Rogue Waves and Periodic Solutions of a Nonlocal Nonlinear Schr\"odinger Model

TL;DR

This paper explores solutions of a nonlocal nonlinear Schrödinger model, demonstrating how classical waveforms like rogue waves and periodic solutions can be continued into the nonlocal regime, revealing their persistence and bifurcation behaviors.

Contribution

It introduces a method to extend known local NLS solutions to the nonlocal case and analyzes their continuation and bifurcation properties.

Findings

Rogue waves and periodic solutions can be continued in nonlocal NLS models.

Periodic solutions can be extended to arbitrary nonlocalities.

Periodic solutions merge with spatially periodic structures through bifurcation.

Abstract

In the present work, a nonlocal nonlinear Schr\"odinger (NLS) model is studied by means of a recent technique that identifies solutions of partial differential equations, by considering them as fixed points in {\it space-time}. This methodology allows to perform a continuation of well-known solutions of the local NLS model to the nonlocal case.

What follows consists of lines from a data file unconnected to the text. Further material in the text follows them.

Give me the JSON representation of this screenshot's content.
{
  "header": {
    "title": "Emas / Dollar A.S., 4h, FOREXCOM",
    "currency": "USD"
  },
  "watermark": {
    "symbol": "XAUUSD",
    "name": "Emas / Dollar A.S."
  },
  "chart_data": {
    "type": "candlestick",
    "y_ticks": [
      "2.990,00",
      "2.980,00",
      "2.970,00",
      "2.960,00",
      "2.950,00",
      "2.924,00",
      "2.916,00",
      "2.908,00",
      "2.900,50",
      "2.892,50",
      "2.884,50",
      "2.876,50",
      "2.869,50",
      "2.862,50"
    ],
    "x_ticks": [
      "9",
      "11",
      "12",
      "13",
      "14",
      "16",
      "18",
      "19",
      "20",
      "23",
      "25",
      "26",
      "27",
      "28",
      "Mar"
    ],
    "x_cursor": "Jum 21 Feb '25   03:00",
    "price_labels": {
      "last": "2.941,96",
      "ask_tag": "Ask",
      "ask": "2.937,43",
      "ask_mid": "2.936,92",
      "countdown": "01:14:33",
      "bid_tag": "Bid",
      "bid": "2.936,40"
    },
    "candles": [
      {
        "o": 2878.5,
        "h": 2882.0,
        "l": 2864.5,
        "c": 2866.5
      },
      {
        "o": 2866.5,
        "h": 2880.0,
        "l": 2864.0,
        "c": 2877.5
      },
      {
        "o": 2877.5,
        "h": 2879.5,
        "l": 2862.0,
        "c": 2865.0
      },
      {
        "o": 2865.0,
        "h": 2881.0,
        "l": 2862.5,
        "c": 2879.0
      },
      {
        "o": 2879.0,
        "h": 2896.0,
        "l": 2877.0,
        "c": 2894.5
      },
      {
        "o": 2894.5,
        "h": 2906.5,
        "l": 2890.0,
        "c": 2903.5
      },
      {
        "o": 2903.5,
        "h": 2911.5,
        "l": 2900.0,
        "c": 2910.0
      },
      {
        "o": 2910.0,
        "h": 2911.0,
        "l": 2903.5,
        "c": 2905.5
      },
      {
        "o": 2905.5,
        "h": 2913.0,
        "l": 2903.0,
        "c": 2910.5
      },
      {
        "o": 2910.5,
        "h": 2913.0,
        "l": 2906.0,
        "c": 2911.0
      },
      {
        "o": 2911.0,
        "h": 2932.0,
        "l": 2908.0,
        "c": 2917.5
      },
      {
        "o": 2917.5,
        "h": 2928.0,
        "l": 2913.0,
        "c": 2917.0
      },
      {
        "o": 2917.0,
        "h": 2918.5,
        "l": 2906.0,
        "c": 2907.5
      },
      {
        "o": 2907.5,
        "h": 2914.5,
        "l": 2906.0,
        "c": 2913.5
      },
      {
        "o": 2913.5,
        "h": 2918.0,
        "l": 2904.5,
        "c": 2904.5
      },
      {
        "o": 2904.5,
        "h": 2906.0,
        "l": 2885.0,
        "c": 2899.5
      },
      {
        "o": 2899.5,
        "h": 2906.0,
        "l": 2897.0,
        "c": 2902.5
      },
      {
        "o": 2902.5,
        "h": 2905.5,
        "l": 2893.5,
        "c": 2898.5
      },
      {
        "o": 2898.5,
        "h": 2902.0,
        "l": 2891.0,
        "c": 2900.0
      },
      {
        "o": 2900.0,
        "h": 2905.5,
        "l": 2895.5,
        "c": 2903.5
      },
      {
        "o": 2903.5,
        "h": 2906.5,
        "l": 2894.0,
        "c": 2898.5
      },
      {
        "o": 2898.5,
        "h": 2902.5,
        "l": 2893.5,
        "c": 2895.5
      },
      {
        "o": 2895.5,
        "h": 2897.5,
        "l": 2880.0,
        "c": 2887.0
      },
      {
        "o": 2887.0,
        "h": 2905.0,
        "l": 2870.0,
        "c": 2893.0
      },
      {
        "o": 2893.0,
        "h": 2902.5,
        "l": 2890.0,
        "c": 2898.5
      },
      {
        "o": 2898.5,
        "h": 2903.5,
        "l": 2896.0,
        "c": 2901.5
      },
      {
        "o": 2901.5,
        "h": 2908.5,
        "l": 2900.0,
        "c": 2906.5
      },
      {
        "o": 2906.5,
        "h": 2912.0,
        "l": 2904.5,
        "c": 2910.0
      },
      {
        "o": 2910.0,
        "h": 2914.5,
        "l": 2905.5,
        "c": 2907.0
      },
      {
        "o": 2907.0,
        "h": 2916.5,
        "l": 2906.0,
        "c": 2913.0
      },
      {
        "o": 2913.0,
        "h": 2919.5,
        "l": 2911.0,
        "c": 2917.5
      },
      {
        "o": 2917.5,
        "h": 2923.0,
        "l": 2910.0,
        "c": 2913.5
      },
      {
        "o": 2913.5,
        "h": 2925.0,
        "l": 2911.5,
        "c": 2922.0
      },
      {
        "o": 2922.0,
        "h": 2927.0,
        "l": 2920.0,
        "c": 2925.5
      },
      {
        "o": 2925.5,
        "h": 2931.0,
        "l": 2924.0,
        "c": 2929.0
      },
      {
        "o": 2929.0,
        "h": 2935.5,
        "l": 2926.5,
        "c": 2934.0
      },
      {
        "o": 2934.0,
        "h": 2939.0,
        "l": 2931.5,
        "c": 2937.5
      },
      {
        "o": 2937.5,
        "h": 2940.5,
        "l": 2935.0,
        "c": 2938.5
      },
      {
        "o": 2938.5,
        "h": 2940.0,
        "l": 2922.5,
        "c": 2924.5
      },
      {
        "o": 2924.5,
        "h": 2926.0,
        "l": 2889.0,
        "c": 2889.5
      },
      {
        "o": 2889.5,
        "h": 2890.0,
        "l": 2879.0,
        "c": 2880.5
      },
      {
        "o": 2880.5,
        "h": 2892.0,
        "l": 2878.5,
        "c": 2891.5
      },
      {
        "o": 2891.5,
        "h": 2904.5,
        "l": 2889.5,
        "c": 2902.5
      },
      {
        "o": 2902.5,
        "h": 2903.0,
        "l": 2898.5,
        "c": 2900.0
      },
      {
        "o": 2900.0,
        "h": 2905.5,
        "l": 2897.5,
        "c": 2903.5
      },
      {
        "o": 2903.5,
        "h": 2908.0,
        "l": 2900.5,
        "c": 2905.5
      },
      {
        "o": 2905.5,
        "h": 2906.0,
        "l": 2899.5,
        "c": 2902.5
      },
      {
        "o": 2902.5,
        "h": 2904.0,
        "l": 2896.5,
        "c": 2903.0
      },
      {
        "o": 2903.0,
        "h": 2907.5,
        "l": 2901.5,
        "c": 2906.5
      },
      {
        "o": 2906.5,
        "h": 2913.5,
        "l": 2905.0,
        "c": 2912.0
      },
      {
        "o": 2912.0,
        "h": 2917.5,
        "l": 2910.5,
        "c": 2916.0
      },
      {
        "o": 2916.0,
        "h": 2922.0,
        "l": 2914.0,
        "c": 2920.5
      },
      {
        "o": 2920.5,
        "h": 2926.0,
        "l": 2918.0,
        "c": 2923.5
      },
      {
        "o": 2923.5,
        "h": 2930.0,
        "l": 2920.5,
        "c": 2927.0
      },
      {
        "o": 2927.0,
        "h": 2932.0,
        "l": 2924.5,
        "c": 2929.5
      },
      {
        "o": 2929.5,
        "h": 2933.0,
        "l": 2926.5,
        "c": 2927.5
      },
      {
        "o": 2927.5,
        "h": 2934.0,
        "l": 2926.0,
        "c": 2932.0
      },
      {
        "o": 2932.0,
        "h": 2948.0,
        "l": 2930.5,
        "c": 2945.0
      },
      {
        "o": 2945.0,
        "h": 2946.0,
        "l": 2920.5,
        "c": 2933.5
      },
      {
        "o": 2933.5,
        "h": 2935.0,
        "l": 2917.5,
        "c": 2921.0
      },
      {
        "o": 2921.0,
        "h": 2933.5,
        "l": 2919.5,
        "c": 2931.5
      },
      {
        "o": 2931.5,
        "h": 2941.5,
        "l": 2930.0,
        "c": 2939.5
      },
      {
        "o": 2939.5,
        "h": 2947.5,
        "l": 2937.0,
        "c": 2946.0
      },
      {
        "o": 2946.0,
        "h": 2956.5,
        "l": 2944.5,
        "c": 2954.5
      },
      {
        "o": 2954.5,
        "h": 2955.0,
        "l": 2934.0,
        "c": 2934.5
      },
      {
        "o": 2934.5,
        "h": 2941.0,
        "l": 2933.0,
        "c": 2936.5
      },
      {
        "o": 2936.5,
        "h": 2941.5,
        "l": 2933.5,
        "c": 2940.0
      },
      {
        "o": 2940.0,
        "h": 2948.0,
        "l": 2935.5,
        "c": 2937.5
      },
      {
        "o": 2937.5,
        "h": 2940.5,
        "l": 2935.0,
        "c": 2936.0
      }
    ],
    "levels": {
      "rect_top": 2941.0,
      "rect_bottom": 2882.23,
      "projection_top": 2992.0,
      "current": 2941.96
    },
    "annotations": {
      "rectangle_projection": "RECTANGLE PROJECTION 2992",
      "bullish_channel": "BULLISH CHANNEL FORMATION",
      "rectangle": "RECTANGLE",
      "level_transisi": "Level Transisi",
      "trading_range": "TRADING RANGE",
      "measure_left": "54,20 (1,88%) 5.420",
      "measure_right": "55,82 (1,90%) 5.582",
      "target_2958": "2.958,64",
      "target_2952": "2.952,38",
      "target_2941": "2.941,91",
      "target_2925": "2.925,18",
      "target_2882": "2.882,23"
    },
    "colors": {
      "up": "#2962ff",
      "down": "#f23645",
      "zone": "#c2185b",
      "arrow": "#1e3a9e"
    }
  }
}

Four different examples of this type are presented, namely (a) the rogue wave in the form of the Peregrine soliton, (b) the generalization thereof in the form of the Kuznetsov-Ma breather, as well as two spatio-temporally periodic solutions in the form of elliptic functions. Importantly, all four waveforms can be continued in intervals of the parameter controlling the nonlocality of the model. The first two can be continued in a narrower interval, while the periodic ones can be extended to arbitrary nonlocalities and, in fact, present an intriguing bifurcation whereby they merge with (only) spatially periodic structures. The results suggest the generic relevance of rogue waves and related structures, as well as periodic solutions, in nonlocal NLS models.